と言っても、戦場に目立った動きはないそうです。
小競り合いが昨日の報告以降で4回程あり、全て領主軍が対応しているとの事です。
怪我は多少ある物の死者なし、回復済みと書いてあります。」
「ないか・・・・」
アズパール王が腕を組んで考えながら呟く。
「キタミザト家とエルヴィス家の物資の状況が来ていますが、目立った不足品は発生していないとの事です。

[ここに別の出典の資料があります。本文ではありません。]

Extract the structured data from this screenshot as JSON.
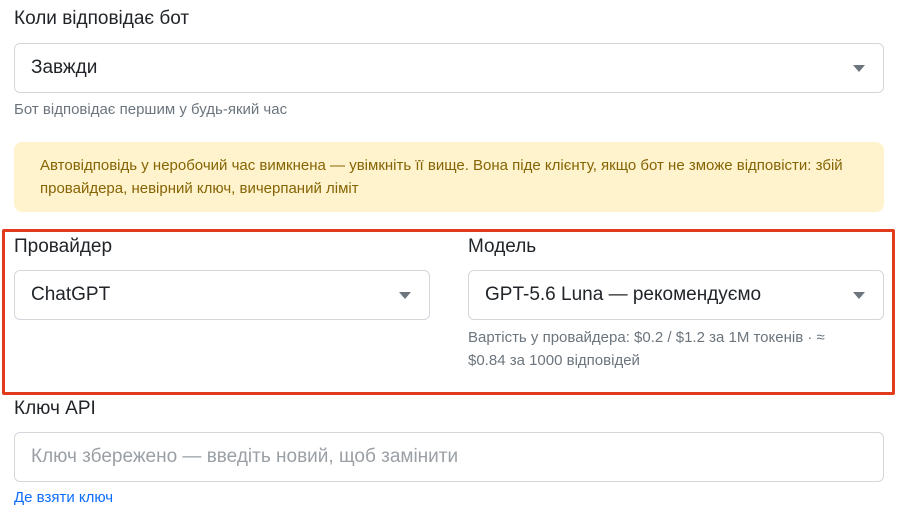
{
  "reply_mode": {
    "label": "Коли відповідає бот",
    "selected": "Завжди",
    "hint": "Бот відповідає першим у будь-який час"
  },
  "alert": {
    "text": "Автовідповідь у неробочий час вимкнена — увімкніть її вище. Вона піде клієнту, якщо бот не зможе відповісти: збій провайдера, невірний ключ, вичерпаний ліміт"
  },
  "provider": {
    "label": "Провайдер",
    "selected": "ChatGPT"
  },
  "model": {
    "label": "Модель",
    "selected": "GPT-5.6 Luna — рекомендуємо",
    "cost_line1": "Вартість у провайдера: $0.2 / $1.2 за 1M токенів · ≈",
    "cost_line2": "$0.84 за 1000 відповідей"
  },
  "api_key": {
    "label": "Ключ API",
    "placeholder": "Ключ збережено — введіть новий, щоб замінити",
    "help_link": "Де взяти ключ"
  },
  "colors": {
    "alert_bg": "#fff3cd",
    "alert_text": "#856404",
    "highlight_border": "#e23a1c",
    "link": "#0d6efd"
  }
}
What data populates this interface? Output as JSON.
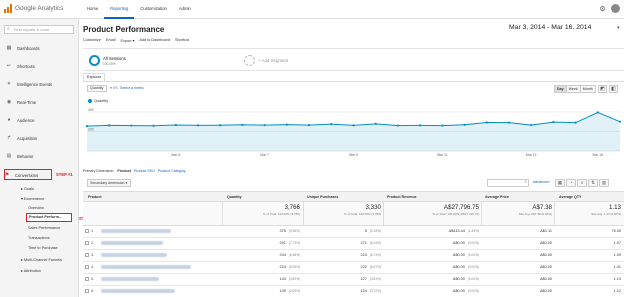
{
  "app": {
    "logo_text": "Google Analytics",
    "nav": [
      "Home",
      "Reporting",
      "Customization",
      "Admin"
    ],
    "active_nav": "Reporting",
    "brand_color": "#058dc7",
    "accent_color": "#e02020"
  },
  "sidebar": {
    "search_placeholder": "Find reports & more",
    "items": [
      {
        "label": "Dashboards",
        "icon": "grid-icon"
      },
      {
        "label": "Shortcuts",
        "icon": "shortcut-icon"
      },
      {
        "label": "Intelligence Events",
        "icon": "lightbulb-icon"
      },
      {
        "label": "Real-Time",
        "icon": "clock-icon"
      },
      {
        "label": "Audience",
        "icon": "person-icon"
      },
      {
        "label": "Acquisition",
        "icon": "acquisition-icon"
      },
      {
        "label": "Behavior",
        "icon": "behavior-icon"
      },
      {
        "label": "Conversions",
        "icon": "flag-icon"
      }
    ],
    "sub": {
      "goals": "▸ Goals",
      "ecommerce": "▾ Ecommerce",
      "overview": "Overview",
      "product_performance": "Product Perform...",
      "sales_performance": "Sales Performance",
      "transactions": "Transactions",
      "time_to_purchase": "Time to Purchase",
      "multi_channel": "▸ Multi-Channel Funnels",
      "attribution": "▸ Attribution"
    },
    "step1": "STEP #1",
    "step2": "STEP #2"
  },
  "header": {
    "title": "Product Performance",
    "date_range": "Mar 3, 2014 - Mar 16, 2014",
    "toolbar": [
      "Customize",
      "Email",
      "Export ▾",
      "Add to Dashboard",
      "Shortcut"
    ]
  },
  "segments": {
    "active_name": "All Sessions",
    "active_pct": "100.00%",
    "add_label": "+ Add Segment"
  },
  "explorer": {
    "tab": "Explorer",
    "metric": "Quantity",
    "vs": "▾ VS",
    "select_metric": "Select a metric",
    "periods": [
      "Day",
      "Week",
      "Month"
    ],
    "active_period": "Day",
    "legend": "Quantity"
  },
  "chart_data": {
    "type": "area",
    "series": [
      {
        "name": "Quantity",
        "values": [
          255,
          262,
          260,
          258,
          266,
          262,
          263,
          268,
          264,
          270,
          265,
          275,
          262,
          278,
          260,
          262,
          260,
          268,
          292,
          290,
          265,
          295,
          290,
          395,
          300
        ]
      }
    ],
    "x_labels": [
      "Mar 5",
      "Mar 7",
      "Mar 9",
      "Mar 11",
      "Mar 13",
      "Mar 15"
    ],
    "y_ticks": [
      400,
      200
    ],
    "ylim": [
      0,
      450
    ],
    "color": "#058dc7"
  },
  "dimension": {
    "label": "Primary Dimension:",
    "current": "Product",
    "options": [
      "Product SKU",
      "Product Category"
    ],
    "secondary": "Secondary dimension ▾",
    "advanced": "advanced"
  },
  "table": {
    "headers": [
      "Product",
      "Quantity",
      "Unique Purchases",
      "Product Revenue",
      "Average Price",
      "Average QTY"
    ],
    "totals": [
      {
        "big": "3,766",
        "small": "% of Total: 100.00% (3,766)"
      },
      {
        "big": "3,330",
        "small": "% of Total: 100.00% (3,330)"
      },
      {
        "big": "A$27,796.75",
        "small": "% of Total: 100.00% (A$27,796.75)"
      },
      {
        "big": "A$7.38",
        "small": "Site Avg: A$7.38 (0.00%)"
      },
      {
        "big": "1.13",
        "small": "Site Avg: 1.13 (0.00%)"
      }
    ],
    "rows": [
      {
        "n": "1.",
        "qty": "375",
        "qty_pct": "(9.96%)",
        "up": "5",
        "up_pct": "(0.15%)",
        "rev": "A$413.44",
        "rev_pct": "(1.49%)",
        "avg": "A$1.11",
        "aq": "75.00"
      },
      {
        "n": "2.",
        "qty": "291",
        "qty_pct": "(7.73%)",
        "up": "271",
        "up_pct": "(8.14%)",
        "rev": "A$0.00",
        "rev_pct": "(0.00%)",
        "avg": "A$0.00",
        "aq": "1.07"
      },
      {
        "n": "3.",
        "qty": "244",
        "qty_pct": "(6.48%)",
        "up": "224",
        "up_pct": "(6.73%)",
        "rev": "A$0.00",
        "rev_pct": "(0.00%)",
        "avg": "A$0.00",
        "aq": "1.09"
      },
      {
        "n": "4.",
        "qty": "224",
        "qty_pct": "(5.95%)",
        "up": "222",
        "up_pct": "(6.67%)",
        "rev": "A$0.00",
        "rev_pct": "(0.00%)",
        "avg": "A$0.00",
        "aq": "1.01"
      },
      {
        "n": "5.",
        "qty": "143",
        "qty_pct": "(3.80%)",
        "up": "127",
        "up_pct": "(3.81%)",
        "rev": "A$0.00",
        "rev_pct": "(0.00%)",
        "avg": "A$0.00",
        "aq": "1.13"
      },
      {
        "n": "6.",
        "qty": "139",
        "qty_pct": "(3.69%)",
        "up": "124",
        "up_pct": "(3.72%)",
        "rev": "A$0.00",
        "rev_pct": "(0.00%)",
        "avg": "A$0.00",
        "aq": "1.12"
      },
      {
        "n": "7.",
        "qty": "111",
        "qty_pct": "(2.95%)",
        "up": "108",
        "up_pct": "(3.24%)",
        "rev": "A$0.00",
        "rev_pct": "(0.00%)",
        "avg": "A$0.00",
        "aq": "1.03"
      }
    ]
  }
}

また、エルヴィス伯爵領軍、第二研究所共に病気等の兆しはないとの事です。」
「ふむ・・・確か前回の慣例の戦争では死者が出ていたと思ったな。」
アズパール王がそう言いながらオルコットを見る。
「はい、前回の報告は見返しましたが、戦闘でというよりも大半が病気との事でしたね。
発覚したのが発症後でケアも上手く行かずに・・・との報告だったはずです。」
オルコットが言う。
「うむ、ゴドウィン伯爵から報告のあった負傷者の交代と早期の回復戦法が上手く行ったという所と陣地内に1か所、魔法師が待機していて小さな怪我や症状が出たらすぐに対処する場を設けたとあったな。

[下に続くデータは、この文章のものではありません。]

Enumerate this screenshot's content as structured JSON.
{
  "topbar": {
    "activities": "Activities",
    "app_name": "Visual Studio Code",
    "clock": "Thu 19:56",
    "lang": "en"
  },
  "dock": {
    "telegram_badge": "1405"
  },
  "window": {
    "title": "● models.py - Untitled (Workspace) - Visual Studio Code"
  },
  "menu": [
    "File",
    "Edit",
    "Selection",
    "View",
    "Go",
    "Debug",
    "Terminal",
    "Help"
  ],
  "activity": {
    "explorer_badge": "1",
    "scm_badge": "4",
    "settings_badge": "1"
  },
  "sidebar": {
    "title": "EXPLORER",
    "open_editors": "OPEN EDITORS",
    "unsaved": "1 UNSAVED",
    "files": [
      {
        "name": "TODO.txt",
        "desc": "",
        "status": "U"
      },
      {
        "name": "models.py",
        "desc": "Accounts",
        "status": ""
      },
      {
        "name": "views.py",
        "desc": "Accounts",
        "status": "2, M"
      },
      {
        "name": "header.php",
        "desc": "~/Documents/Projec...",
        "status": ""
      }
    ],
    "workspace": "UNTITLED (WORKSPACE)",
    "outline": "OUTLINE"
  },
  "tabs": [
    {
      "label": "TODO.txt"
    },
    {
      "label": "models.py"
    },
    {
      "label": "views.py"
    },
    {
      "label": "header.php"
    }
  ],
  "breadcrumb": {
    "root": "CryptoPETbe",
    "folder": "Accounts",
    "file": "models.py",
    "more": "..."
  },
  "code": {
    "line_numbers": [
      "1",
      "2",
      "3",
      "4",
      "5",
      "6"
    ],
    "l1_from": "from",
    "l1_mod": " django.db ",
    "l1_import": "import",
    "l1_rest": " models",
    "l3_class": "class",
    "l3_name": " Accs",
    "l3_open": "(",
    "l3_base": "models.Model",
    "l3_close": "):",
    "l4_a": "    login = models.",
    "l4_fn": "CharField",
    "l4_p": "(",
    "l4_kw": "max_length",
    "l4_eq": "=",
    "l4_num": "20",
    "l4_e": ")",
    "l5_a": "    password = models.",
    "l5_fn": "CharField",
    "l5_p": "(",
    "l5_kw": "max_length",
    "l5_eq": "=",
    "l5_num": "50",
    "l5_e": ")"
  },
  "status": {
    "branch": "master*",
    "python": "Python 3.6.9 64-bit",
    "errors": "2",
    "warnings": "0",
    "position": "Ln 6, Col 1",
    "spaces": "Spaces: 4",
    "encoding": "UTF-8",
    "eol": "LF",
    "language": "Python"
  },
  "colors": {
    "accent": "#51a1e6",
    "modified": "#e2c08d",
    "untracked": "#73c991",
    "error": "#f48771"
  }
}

今回は相当、兵士達の体調管理を徹底しているようだな。」
「はい、報告書には救護所と書いてありましたね。」
アズパール王の言葉にオルコットが頷く。
「うむ。
それとタケオが考案したトレンチコートも使っている兵士がいるだろうな。」
「そうですね。
複合的に動いていて、結果が良いという事でしょう。
最終的な報告を待って、王都で検討をし、騎士団や兵士達に取り込ませましょう。」
オルコットが言う。
「軍務局長、これほど動かないという事は何かあるのでしょうか?」
外交局長が聞いてくる。
「わかりません。
散発的な小競り合い自体はあります。
なので、全く何も動いていないという訳でもないようです。
少なくともある程度の緊張感は最低限維持出来ているはずです。」
「戦闘の専門ではありませんが・・・例えば、相手の戦意を維持させるために小競り合いを仕掛けるような事はせず、数日間全く何もしないで相手を油断させ、いきなり多数のオーガの1点突入とかの方が効果があるのではないですか?」
外交局長が言う。
「効果は絶大でしょう。
ですが・・・それと同時に数日間全く何もしないと言う事は我が国から何か大規模な戦闘を仕掛けるかもしれません。

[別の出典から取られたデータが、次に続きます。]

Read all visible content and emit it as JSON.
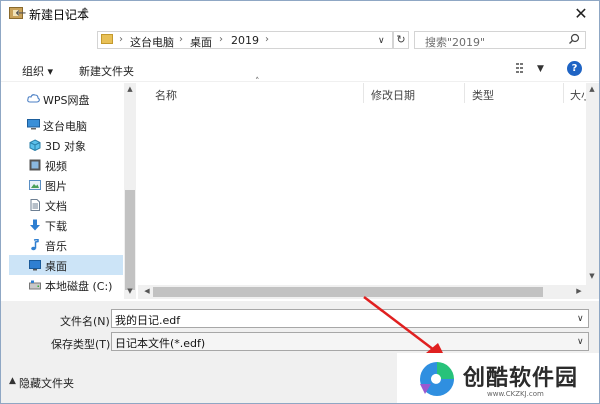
{
  "window": {
    "title": "新建日记本",
    "close_label": "✕"
  },
  "nav": {
    "breadcrumbs": [
      "这台电脑",
      "桌面",
      "2019"
    ],
    "search_placeholder": "搜索\"2019\""
  },
  "toolbar": {
    "organize": "组织 ▾",
    "new_folder": "新建文件夹",
    "help": "?"
  },
  "sidebar": {
    "items": [
      {
        "label": "WPS网盘",
        "icon": "cloud-icon"
      },
      {
        "label": "这台电脑",
        "icon": "computer-icon"
      },
      {
        "label": "3D 对象",
        "icon": "cube-icon"
      },
      {
        "label": "视频",
        "icon": "video-icon"
      },
      {
        "label": "图片",
        "icon": "picture-icon"
      },
      {
        "label": "文档",
        "icon": "document-icon"
      },
      {
        "label": "下载",
        "icon": "download-icon"
      },
      {
        "label": "音乐",
        "icon": "music-icon"
      },
      {
        "label": "桌面",
        "icon": "desktop-icon",
        "selected": true
      },
      {
        "label": "本地磁盘 (C:)",
        "icon": "drive-icon"
      }
    ]
  },
  "columns": [
    "名称",
    "修改日期",
    "类型",
    "大小"
  ],
  "form": {
    "filename_label": "文件名(N):",
    "filename_value": "我的日记.edf",
    "filetype_label": "保存类型(T):",
    "filetype_value": "日记本文件(*.edf)"
  },
  "footer": {
    "hide_folders": "隐藏文件夹"
  },
  "watermark": {
    "brand": "创酷软件园",
    "url": "www.CKZKJ.com"
  },
  "colors": {
    "selected_bg": "#cce4f7",
    "help_blue": "#1f64c4",
    "annotation_red": "#e02020"
  }
}
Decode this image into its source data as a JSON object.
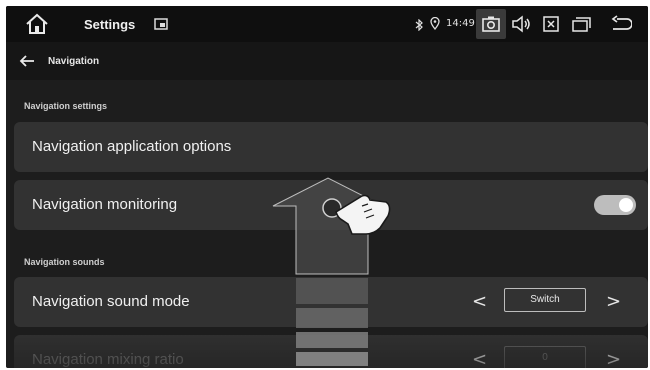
{
  "statusbar": {
    "title": "Settings",
    "time": "14:49",
    "icons": [
      "home-icon",
      "screen-icon",
      "bluetooth-icon",
      "location-icon",
      "camera-icon",
      "volume-icon",
      "close-box-icon",
      "window-icon",
      "return-icon"
    ]
  },
  "nav": {
    "title": "Navigation",
    "back_icon": "back-arrow-icon"
  },
  "sections": {
    "settings_label": "Navigation settings",
    "sounds_label": "Navigation sounds"
  },
  "rows": {
    "app_options": "Navigation application options",
    "monitoring": "Navigation monitoring",
    "monitoring_toggle_on": true,
    "sound_mode": "Navigation sound mode",
    "sound_mode_value": "Switch",
    "mixing_ratio": "Navigation mixing ratio",
    "mixing_ratio_value": "0",
    "prev_glyph": "<",
    "next_glyph": ">"
  },
  "overlay": {
    "icons": [
      "up-arrow-icon",
      "hand-pointer-icon"
    ]
  },
  "colors": {
    "background": "#1d1d1d",
    "row": "#323232",
    "statusbar": "#0f0f0f",
    "toggle": "#bdbdbd"
  }
}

仕掛けられるのを嫌うのであれば定期的に小競り合いを起こし、大規模な攻撃の準備をさせないようにしている・・・とも考えられます。」
軍務局長が言う。
「なるほど。
・・・戦場の事は難しいですね。」
「他国の情勢を調べたり、接触している外交局の方が難しいと思いますがね。」
「ま、それは専門家ですから。
お互いに考え抜くしかないですね。」
「ええ。
今は伯爵方やキタミザト殿が警戒を解いていませんから、安心して報告を見ていられます。」
外交局長と軍務局長が話し合うのだった。